A report published in March 2013 by the World Bank confirms that such a perspective is not utopian. The document asserts that African agribusiness has the means to reach a trillion dollars by 2030. If this optimistic scenario is justified, African agricultural exports will largely dominate the world market, food self-sufficiency will be achieved, farmers on the continent will become more competitive and able to breathe new life into the economies of our states, which are already experiencing difficulties in the global economic situation.

By 2025, Africa will import some of its food, worth an estimated $110 billion a year. Since June 2020, challenges such as the coronavirus pandemic and climate change have pushed more than two-thirds of households into food insecurity. Added to this. it is rising food prices and population growth.

Therefore, the agro-industrial sector is now a priority not only for the countries of the continent, but also for private entities. It is correct that many strategic panels and round tables such as “Food Security: How the Private Sector Can Contribute to Self-Reliance “or” Competitiveness of agribusiness in Africa were dedicated to the contribution of the private sector to achieving food self-sufficiency, during the 8th edition of the Africa CEO Forum, which took place from 13 to 14 June 2022 in Abidjan.

Among the hundreds of business leaders present at the event, billed as the largest gathering of the private sector in Africa, was Bernard Aiti, managing director of OBARA Capital, the first African hedge fund launched in 2018. It does not miss the opportunity to remind about the potential of African agriculture and the duty of every business entity to support it in order to make food sovereignty a reality. ” We must change the paradigm regarding the agricultural sector that exists todaywithtoday it is valued in most African countrieshandas a daughterdre-existence Outsidefood self-sufficiency, African states must realize their agricultural potential. To do so, they must identify their respective competitive advantages and invest strategically, combining private investment and targeted public (are)land security, R&D, tax measures, etc.). This will allowAfrica will participate in the new global agreementostratusworld economy thanks to the advantage of the agro-industrial complex. he scored

3 Africa's agro-industry is effectively investing in its development

OBARA Capital is credited with raising funds made in favor of several companies in the agricultural sector. In Benin in 2021, Société pour le Développement du Coton (SODECO), a leading African cotton gin with 17 factories located throughout Benin, has raised more than €250 million over three years with the support of OBARA Capital to diversify its funding sources. The rigor of the company and the quality of the commercial relationships it was able to develop defined these important fundraisers. “This operation is consistent withambitionOBARA Capital is to provide financial resources to African champions, especially those in the agricultural sector.dres on terms that allow them to compete with their international counterparts. » hassaid the managing director of OBARA Capital after the company’s latest fundraising of 80 million.
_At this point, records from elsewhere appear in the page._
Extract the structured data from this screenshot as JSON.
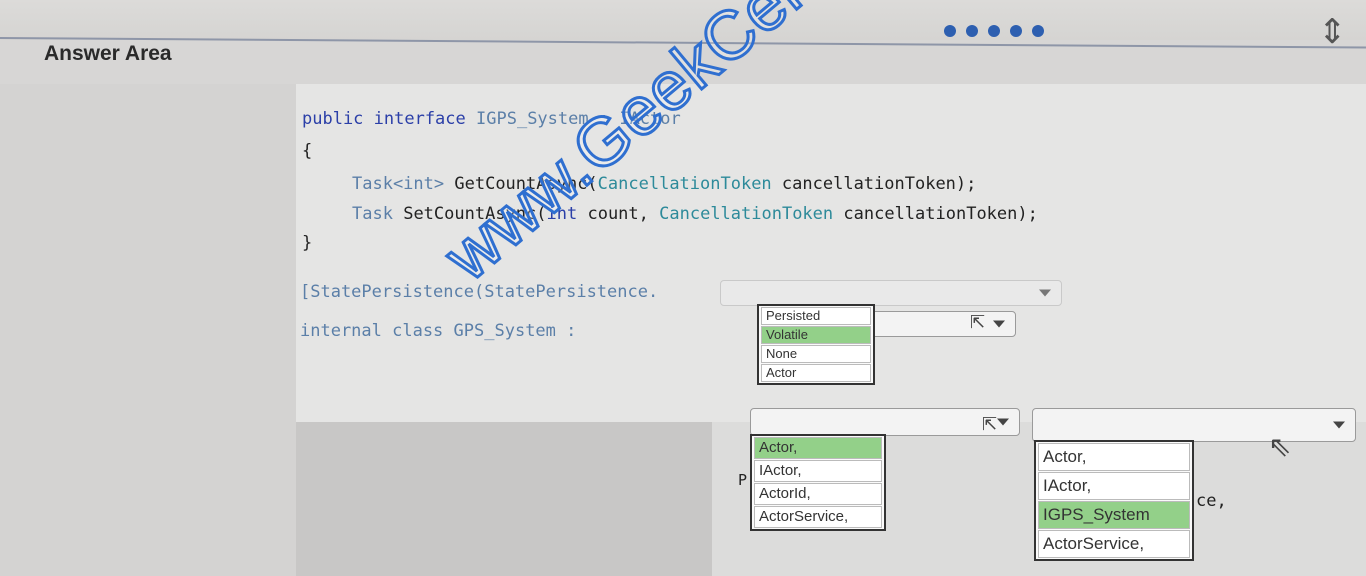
{
  "header": {
    "title": "Answer Area"
  },
  "code": {
    "line1_kw": "public interface",
    "line1_name": "IGPS_System",
    "line1_rest": ": IActor",
    "open_brace": "{",
    "line3_type": "Task<int>",
    "line3_method": "GetCountAsync(",
    "line3_param_type": "CancellationToken",
    "line3_rest": "cancellationToken);",
    "line4_type": "Task",
    "line4_method": "SetCountAsync(",
    "line4_int": "int",
    "line4_count": "count,",
    "line4_param_type": "CancellationToken",
    "line4_rest": "cancellationToken);",
    "close_brace": "}",
    "attr_line": "[StatePersistence(StatePersistence.",
    "class_kw": "internal class",
    "class_name": "GPS_System :",
    "partial_p": "P",
    "partial_ce": "ce,"
  },
  "dropdown1": {
    "options": [
      "Persisted",
      "Volatile",
      "None",
      "Actor"
    ],
    "selected_index": 1
  },
  "dropdown2": {
    "options": [
      "Actor,",
      "IActor,",
      "ActorId,",
      "ActorService,"
    ],
    "selected_index": 0
  },
  "dropdown3": {
    "options": [
      "Actor,",
      "IActor,",
      "IGPS_System",
      "ActorService,"
    ],
    "selected_index": 2
  },
  "watermark": "www.GeekCert.com",
  "colors": {
    "selected": "#93d089",
    "dots": "#2d5fb0",
    "watermark": "#2f6fd0"
  }
}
In the same year in Côte d’Ivoire, in particularly difficult conditions marked by the coronavirus pandemic, Kineden, a cocoa trader from Côte d’Ivoire, with the advice of OBARA Capital, was able to enter the offshore financial markets, attracting a fund of 8.5 million euros from an international bank, which enabled him to finance his cocoa production campaign in 2021-2022.
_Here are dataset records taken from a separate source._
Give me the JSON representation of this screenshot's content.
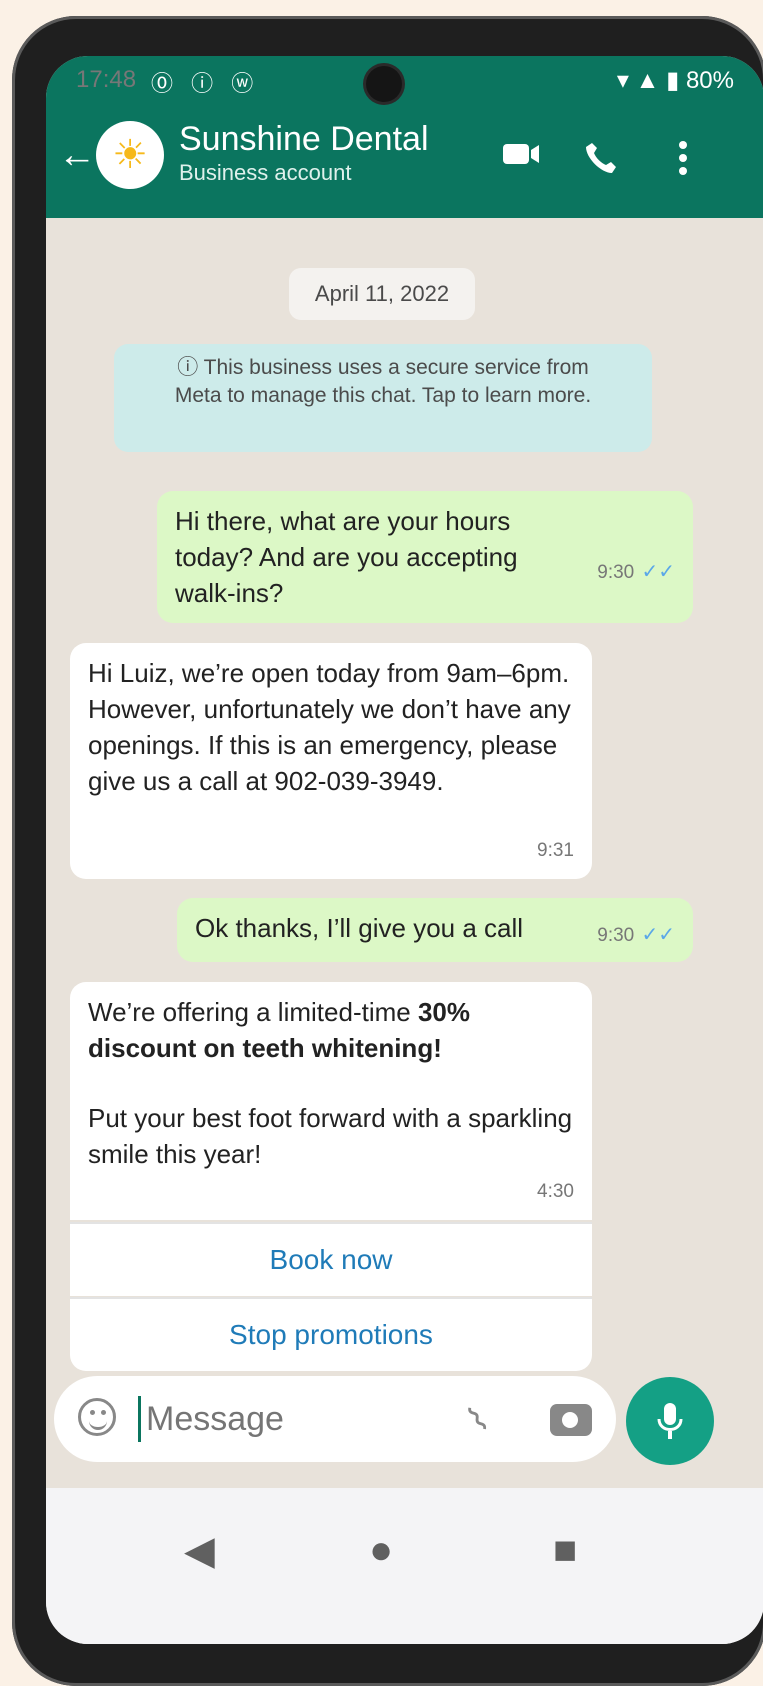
{
  "status": {
    "time": "17:48",
    "left_icons": "⓪ ⓘ ⓦ",
    "battery": "80%"
  },
  "header": {
    "back_icon": "←",
    "avatar_icon": "☀",
    "title": "Sunshine Dental",
    "subtitle": "Business account",
    "video_icon": "video-icon",
    "phone_icon": "phone-icon",
    "more_icon": "more-icon"
  },
  "chat": {
    "date": "April 11, 2022",
    "notice": "This business uses a secure service from Meta to manage this chat. Tap to learn more.",
    "messages": [
      {
        "text": "Hi there, what are your hours today? And are you accepting walk-ins?",
        "time": "9:30",
        "ticks": "✓✓"
      },
      {
        "text": "Hi Luiz, we’re open today from 9am–6pm. However, unfortunately we don’t have any openings. If this is an emergency, please give us a call at 902-039-3949.",
        "time": "9:31"
      },
      {
        "text": "Ok thanks, I’ll give you a call",
        "time": "9:30",
        "ticks": "✓✓"
      },
      {
        "text_prefix": "We’re offering a limited-time ",
        "text_bold": "30% discount on teeth whitening!",
        "text_2": "Put your best foot forward with a sparkling smile this year!",
        "time": "4:30"
      }
    ],
    "buttons": {
      "book": "Book now",
      "stop": "Stop promotions"
    }
  },
  "input": {
    "placeholder": "Message",
    "emoji_icon": "emoji-icon",
    "attach_icon": "paperclip-icon",
    "camera_icon": "camera-icon",
    "mic_icon": "mic-icon"
  },
  "navigation": {
    "back": "◀",
    "home": "●",
    "recents": "■"
  },
  "colors": {
    "header": "#0b755f",
    "accent_green": "#14a085",
    "link_blue": "#1f7bb8"
  }
}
This type of initiative and action creates value for African private investors in the agribusiness sector, while offering them efficient financing solutions adapted to their specificities; This contributes to a virtuous circle that undoubtedly contributes to the food sovereignty of the continent.
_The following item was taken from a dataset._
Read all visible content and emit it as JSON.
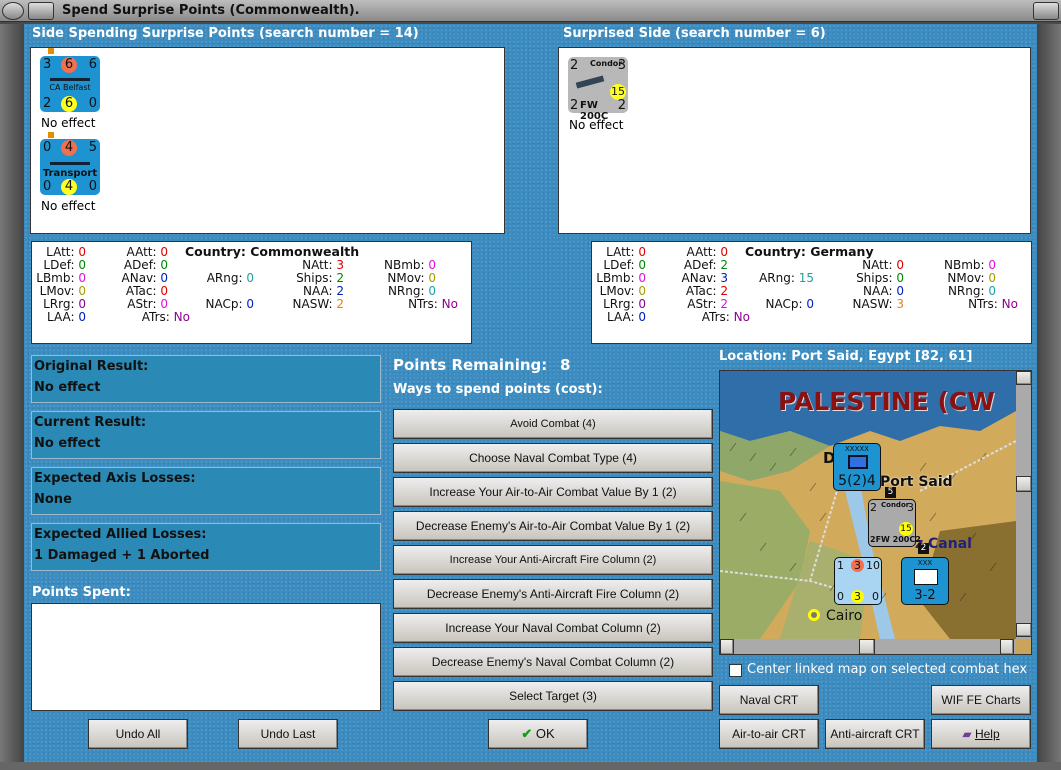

Convinced to invest in the agricultural and agri-food sector, African heads of state and government signed the Comprehensive African Agricultural Development Program (CAADP) a few years ago to eradicate hunger and reduce poverty through agriculture. The latter, having signed this agreement, agreed to invest at least 10% of their budgets in agriculture and to increase the productivity and processing of agricultural products by at least 6%.